Recently, Product Hunt shut down Sip, their project that covered breaking news in the tech industry in a bite-size, tap-to-go-next format similar to that of Instagram, Snap, Facebook, and WhatsApp stories. Although Sip slowly built up a large userbase of over 100k unique monthly users, Ryan Hoover and Product Hunt quietly discontinued the app in early 2019 and new stories immediately stopped populating the app—read on to find out why.

Why did Sip fail and shut down?

In essence, Sip entered the "tech news" field at an awkward time. They had to compete for attention against early-morning email newsletters, constantly-updated Twitter and Facebook feeds, and other channels to essentially be relevant and because their strategy was releasing silent daily notifications at 5 pm, this effort was much more difficult. It would be redundant to read news as it broke on Twitter, for example, and then get another report on it on Sip—people wouldn't be inclined to check a news app for things they've already classified as old.

On top of this, Sip's newsletters tapped into the ever-shortening attention span and inclination to quickly-digestible content by condensing long articles down into single sentences to describe the public release and context behind a new product, funding round, etc. Although truly ambitious, I believe that this posed a difficulty as well in that generally, with news reports in the tech industry, I like to read longer articles that go into depth about previous funding rounds, startups doing similar things, etc. and having a model that relies deeply on being able to digest tech news quickly goes against this form of longer reads.

Finally, Sip made a major mistake in the growth hacking of their userbase. Detailed by Ryan Hoover in his post-mortem of Sip, the team utilized Product Hunt's traffic and platform to drive users to them—essentially "cannibalizing" on their own traffic. Generating, managing, and retaining traffic on both platforms proved to be too difficult to continue and soon, Sip quietly shut down.

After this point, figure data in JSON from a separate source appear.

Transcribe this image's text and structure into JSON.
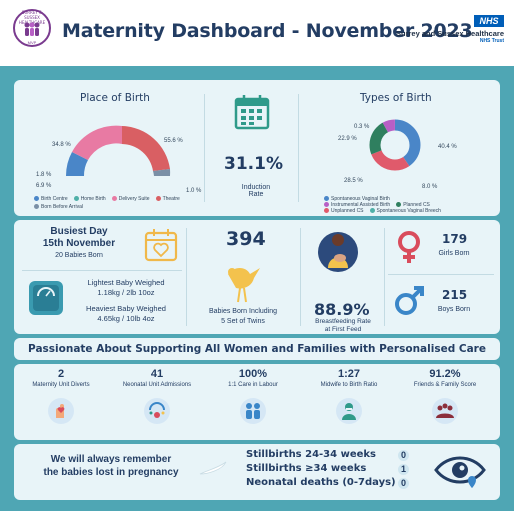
{
  "header": {
    "title": "Maternity Dashboard - November 2023",
    "logo_top": "SURREY & SUSSEX HEALTHCARE",
    "logo_bottom": "MVP",
    "nhs": "NHS",
    "trust": "Surrey and Sussex Healthcare",
    "trust_sub": "NHS Trust"
  },
  "place_of_birth": {
    "title": "Place of Birth",
    "labels": [
      "34.8 %",
      "55.6 %",
      "1.8 %",
      "6.9 %",
      "1.0 %"
    ],
    "legend": [
      "Birth Centre",
      "Home Birth",
      "Delivery Suite",
      "Theatre",
      "Born Before Arrival"
    ],
    "colors": [
      "#4a86c8",
      "#4fb0a8",
      "#e87aa3",
      "#d95f63",
      "#7a8fa6"
    ]
  },
  "induction": {
    "value": "31.1%",
    "label": "Induction Rate"
  },
  "types_of_birth": {
    "title": "Types of Birth",
    "labels": [
      "0.3 %",
      "22.9 %",
      "40.4 %",
      "28.5 %",
      "8.0 %"
    ],
    "legend": [
      "Spontaneous Vaginal Birth",
      "Instrumental Assisted Birth",
      "Planned CS",
      "Unplanned CS",
      "Spontaneous Vaginal Breech"
    ],
    "colors": [
      "#4a86c8",
      "#b85fc5",
      "#2f7f5f",
      "#e05a6b",
      "#4fb0a8"
    ]
  },
  "busiest_day": {
    "title": "Busiest Day",
    "date": "15th November",
    "babies": "20 Babies Born"
  },
  "weights": {
    "lightest_title": "Lightest Baby Weighed",
    "lightest_value": "1.18kg / 2lb 10oz",
    "heaviest_title": "Heaviest Baby Weighed",
    "heaviest_value": "4.65kg / 10lb 4oz"
  },
  "babies_born": {
    "value": "394",
    "label1": "Babies Born Including",
    "label2": "5 Set of Twins"
  },
  "breastfeeding": {
    "value": "88.9%",
    "label1": "Breastfeeding Rate",
    "label2": "at First Feed"
  },
  "gender": {
    "girls_value": "179",
    "girls_label": "Girls Born",
    "boys_value": "215",
    "boys_label": "Boys Born"
  },
  "slogan": "Passionate About Supporting All Women and Families with Personalised Care",
  "kpis": [
    {
      "value": "2",
      "label": "Maternity Unit Diverts"
    },
    {
      "value": "41",
      "label": "Neonatal Unit Admissions"
    },
    {
      "value": "100%",
      "label": "1:1 Care in Labour"
    },
    {
      "value": "1:27",
      "label": "Midwife to Birth Ratio"
    },
    {
      "value": "91.2%",
      "label": "Friends & Family Score"
    }
  ],
  "memorial": {
    "line1": "We will always remember",
    "line2": "the babies lost in pregnancy"
  },
  "stillbirths": [
    {
      "label": "Stillbirths 24-34 weeks",
      "value": "0"
    },
    {
      "label": "Stillbirths ≥34 weeks",
      "value": "1"
    },
    {
      "label": "Neonatal deaths (0-7days)",
      "value": "0"
    }
  ]
}
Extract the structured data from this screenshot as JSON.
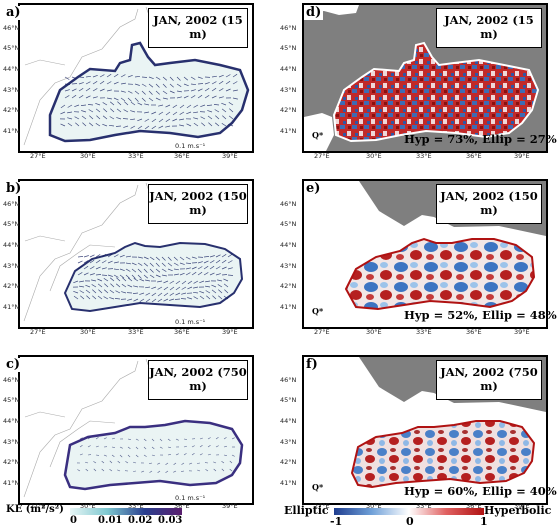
{
  "lat_ticks": [
    "46°N",
    "45°N",
    "44°N",
    "43°N",
    "42°N",
    "41°N"
  ],
  "lon_ticks": [
    "27°E",
    "30°E",
    "33°E",
    "36°E",
    "39°E"
  ],
  "panels": [
    {
      "id": "a",
      "label": "a)",
      "title": "JAN, 2002 (15 m)",
      "scale": "0.1 m.s⁻¹"
    },
    {
      "id": "b",
      "label": "b)",
      "title": "JAN, 2002 (150 m)",
      "scale": "0.1 m.s⁻¹"
    },
    {
      "id": "c",
      "label": "c)",
      "title": "JAN, 2002 (750 m)",
      "scale": "0.1 m.s⁻¹"
    },
    {
      "id": "d",
      "label": "d)",
      "title": "JAN, 2002 (15 m)",
      "stats": "Hyp = 73%, Ellip = 27%",
      "q": "Q*"
    },
    {
      "id": "e",
      "label": "e)",
      "title": "JAN, 2002 (150 m)",
      "stats": "Hyp = 52%, Ellip = 48%",
      "q": "Q*"
    },
    {
      "id": "f",
      "label": "f)",
      "title": "JAN, 2002 (750 m)",
      "stats": "Hyp = 60%, Ellip = 40%",
      "q": "Q*"
    }
  ],
  "ke_colorbar": {
    "label": "KE (m²/s²)",
    "ticks": [
      "0",
      "0.01",
      "0.02",
      "0.03"
    ],
    "colors": [
      "#e8f6f6",
      "#2a3f8f",
      "#5a1f6e"
    ]
  },
  "okubo_colorbar": {
    "left_label": "Elliptic",
    "right_label": "Hyperbolic",
    "ticks": [
      "-1",
      "0",
      "1"
    ],
    "colors": [
      "#1f3d8f",
      "#ffffff",
      "#b01212"
    ]
  },
  "colors": {
    "land_gray": "#7f7f7f",
    "coast": "#888888"
  }
}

It was an ambitious project that entered a deep pool of big fish armed with a fresh take on content delivery, but went too fast for its own good and eventually sunk to the bottom.


Sip reminds me of what Snapchat is trying to do with its "For You" section. Tappable, bite-size news articles and blogs hosted on an app for mobile reading. Snapchat's app also supports an in-app reader for articles on Bloomberg or NBC and also fits in ads between news stories. Although I don't personally use the section, I believe Snapchat's version works better because of the broad range of topics that make it onto the app—my current feed spans meme pages, Fortnite news, stories from Snapchat influencers, a man injecting oil into his arms to get gigantic biceps, and everything in between. It also seems like Snapchat outsources/sells positions on this newsfeed for meme pages and media companies to advertise their content, so it would also be less work for Snapchat to manage this and instead, focus their energy on launching implicit disses to other social media channels.

I think that in the case of Sip, they definitely could have taken a better approach to what they could've become. Putting aside that the idea in the beginning was reporting on breaking tech news (too many people already do this), Sip could've become a discovery platform for Product Hunt and an extension of their newsletter. Instead of embedding advertisements to Top Hunts at the bottom of their reports, Sip could've become a quick digestible source of hunting the next great thing for your iPhone—it'd be a curated list of the top iPhone apps creators launched on Product Hunt that day/week and would implement a "swipe up" feature to allow users to immediately download it on their phone and test it out! On top of this, I believe tech has glorified the idea of "moving fast and breaking things" to the point that it is a little bit unhealthy. In Sip's case, taking a step back and finding a better way to garner app adoption would've given it a little bit more of a fighting chance.